OpenAI just admitted it can't identify AI-generated text. That's bad for the internet and it could be really bad for AI models.::In January, OpenAI launched a system for identifying AI-generated text. This month, the company scrapped it.
Predictable issue if you knew the fundamental technology that goes into these models. Hell it should have been obvious it was headed this way to the layperson once they saw the videos and heard the audio.
We're less sensitive to patterns in massive data, the point at which we cant tell fact from ai fiction from the content is before these machines can't tell. Good luck with the FB aunt's.
GANs final goal is to develop content that is indistinguishable... Are we surprised?
Edit since the person below me made a great point. GANs may be limited but there's nothing that says you can't setup a generator and detector llm with the distinct intent to make detectors and generators for the sole purpose of improving the generator.
Two AI are developed at the same time. One that generates and one that discriminates. The generator creates a dataset, it gets mixed in with some real data, then that all of that gets fed into the discriminator whose job is to say "fake or not".
Both AI get better at what they do over time. This arms race creates more convincing generated data over time. You know your generator has reached peak performance when its twin discriminator has a 50/50 success rate. It's just guessing at that point.
There literally cannot be a better AI than the twin discriminator at detecting that generator's work. So anyone trying to make tools to detect chatGPT's writing is going to have a very hard time of it.
Unless I'm mistaken, aren't GANs mostly old news? Most of the current SOTA image generation models and LLMs are either diffusion-based, transformers, or both. GANs can still generate some pretty darn impressive images, even from a few years ago, but they proved hard to steer and were often trained to generate a single kind of image.
I haven't been in decision analytics for a while (and people smarter than I are working on the problem) but I meant more along the lines of the "model collapse" issue. Just because a human gives a thumbs up or down doesn't make it human written training data to be fed back. Eventually the stuff it outputs becomes "most likely prompt response that this user will thumbs up and accept". (Note: I'm assuming the thumbs up or down have been pulled back into model feedback).
Per my understanding that's not going to remove the core issue which is this:
Any sort of AI detection arms race is doomed. There is ALWAYS new 'real' video for training and even if GANs are a bit outmoded, the core concept of using synthetically generated content to train is a hot thing right now. Technically whomever creates a fake video(s) to train would have a bigger training set than the checkers.
Since we see model collapse when we feed too much of this back to the model we're in a bit of an odd place.
We've not even had a LLM available for the entire year but we're already having trouble distinguishing.
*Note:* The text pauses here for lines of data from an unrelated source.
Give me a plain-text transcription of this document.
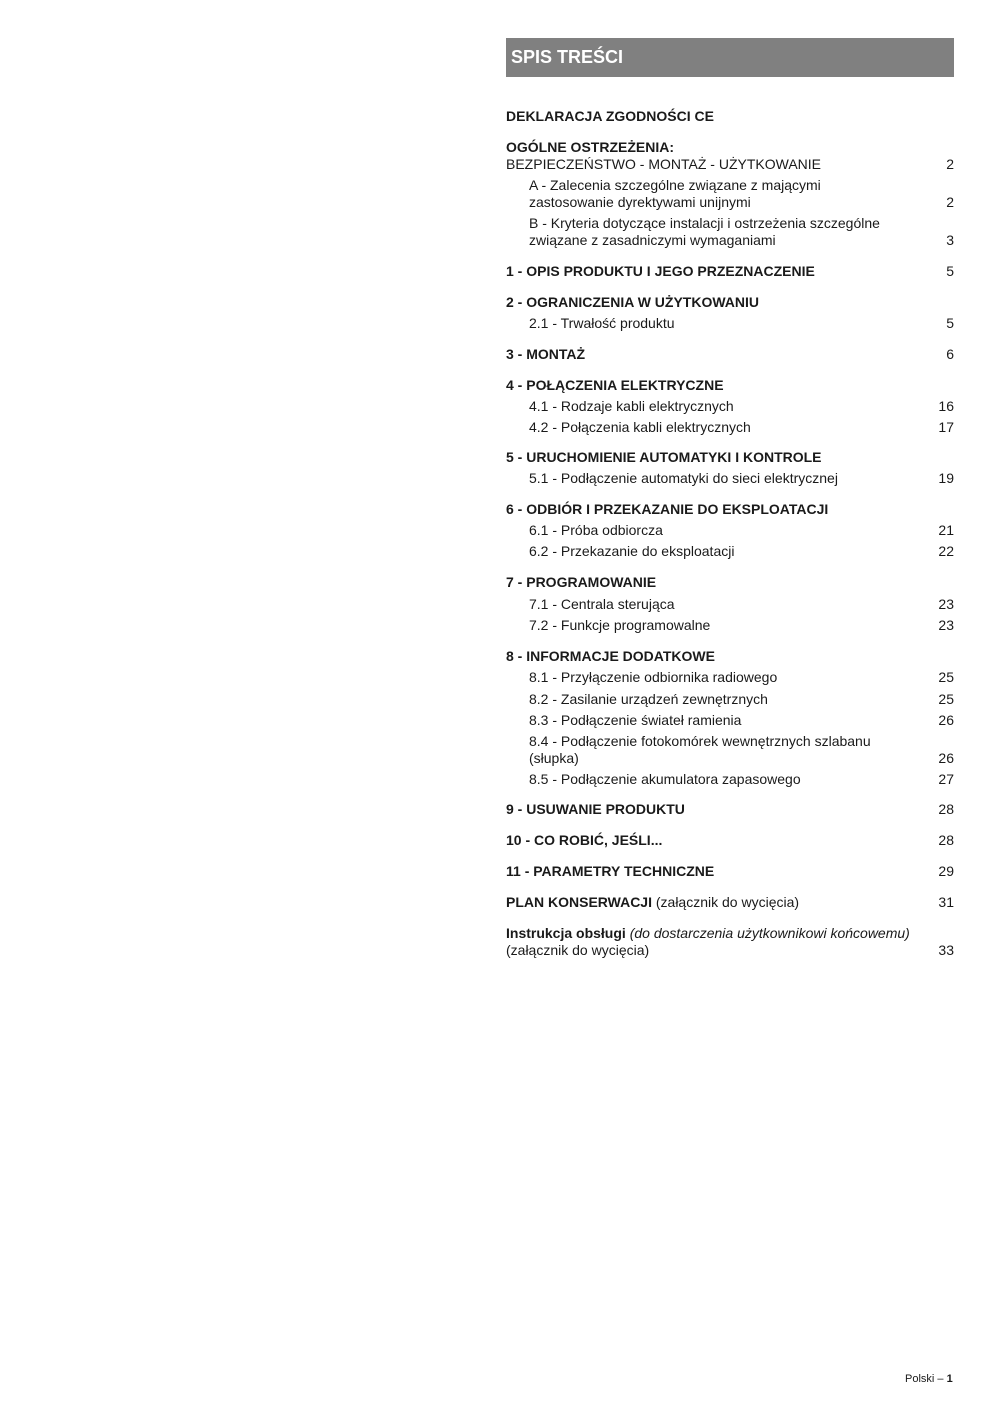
SPIS TREŚCI
DEKLARACJA ZGODNOŚCI CE
OGÓLNE OSTRZEŻENIA:
BEZPIECZEŃSTWO - MONTAŻ - UŻYTKOWANIE	2
A - Zalecenia szczególne związane z mającymi
zastosowanie dyrektywami unijnymi	2
B - Kryteria dotyczące instalacji i ostrzeżenia szczególne
związane z zasadniczymi wymaganiami	3
1 - OPIS PRODUKTU I JEGO PRZEZNACZENIE	5
2 - OGRANICZENIA W UŻYTKOWANIU
2.1 - Trwałość produktu	5
3 - MONTAŻ	6
4 - POŁĄCZENIA ELEKTRYCZNE
4.1 - Rodzaje kabli elektrycznych	16
4.2 - Połączenia kabli elektrycznych	17
5 - URUCHOMIENIE AUTOMATYKI I KONTROLE
5.1 - Podłączenie automatyki do sieci elektrycznej	19
6 - ODBIÓR I PRZEKAZANIE DO EKSPLOATACJI
6.1 - Próba odbiorcza	21
6.2 - Przekazanie do eksploatacji	22
7 - PROGRAMOWANIE
7.1 - Centrala sterująca	23
7.2 - Funkcje programowalne	23
8 - INFORMACJE DODATKOWE
8.1 - Przyłączenie odbiornika radiowego	25
8.2 - Zasilanie urządzeń zewnętrznych	25
8.3 - Podłączenie świateł ramienia	26
8.4 - Podłączenie fotokomórek wewnętrznych szlabanu
(słupka)	26
8.5 - Podłączenie akumulatora zapasowego	27
9 - USUWANIE PRODUKTU	28
10 - CO ROBIĆ, JEŚLI...	28
11 - PARAMETRY TECHNICZNE	29
PLAN KONSERWACJI (załącznik do wycięcia)	31
Instrukcja obsługi (do dostarczenia użytkownikowi końcowemu)
(załącznik do wycięcia)	33
Polski – 1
Making waffles so I only did a light google but I don't really think chatgpt is leveraging GANs for it's main algos, simply that the GAN concept could be applied easily to LLM text to further make delineation hard.
We're probably going to need a lot more tests and interviews on critical reasoning and logic skills. Which is probably how it should have been but it'll be weird as that happens.
You're absolutely right: there's what's called an alignment problem between what the human thinks looks superficially like a quality answer and what would actually be a quality answer.
You're correct in that it will always be somewhat of an arms race to detect generated content, as lossy compression and metadata scrubbing can do a lot to make an image unrecognizable to detectors. A few people are trying to create some sort of integrity check for media files, but it would create more privacy issues than it would solve.
We've had LLMs for quite some time now. I think the most notable release in recent history, aside from ChatGPT, was GPT2 in 2019, as it introduced a lot of people to to the concept. It was one of the first language models that was truly "large," although they've gotten much bigger since the release of GPT3 in 2020. RLHF and the focus on fine-tuning for chat and instructability wasn't really a thing until the past year.
Retraining image models on generated imagery does seem to cause problems, but I've noticed fewer issues when people have trained FOSS LLMs on text from OpenAI. In fact, it seems to be a relatively popular way to build training or fine-tuning datasets. Perhaps training a model from scratch could present issues, but generally speaking, training a new model on generated text seems to be less of a problem.
Critical reading and thinking was always a requirement, as I believe you say, but certainly it's something needed for interpreting the output of LLMs in a factual context. I don't really see LLMs themselves outperforming humans on reasoning at this stage, but the text they generate certainly will make those human traits more of a necessity.
Most of the text models released by OpenAI are so-called "Generative Pretrained Transformer" models, with the keyword being "transformer." Transformers are a separate model architecture from GANs, but are certainly similar in more than a few ways.
These all align with my understanding! Only thing I'd mention is that when I said "we've not had llms available" I meant "LLMs this powerful ready for public usage". My b
Yeah, that's fair. The early versions GPT3 kinda sucked compared to what we have now. For example, it basically couldn't rhyme. RLHF or some of the more recent advanced seemed to turbocharge that aspect of LLMs.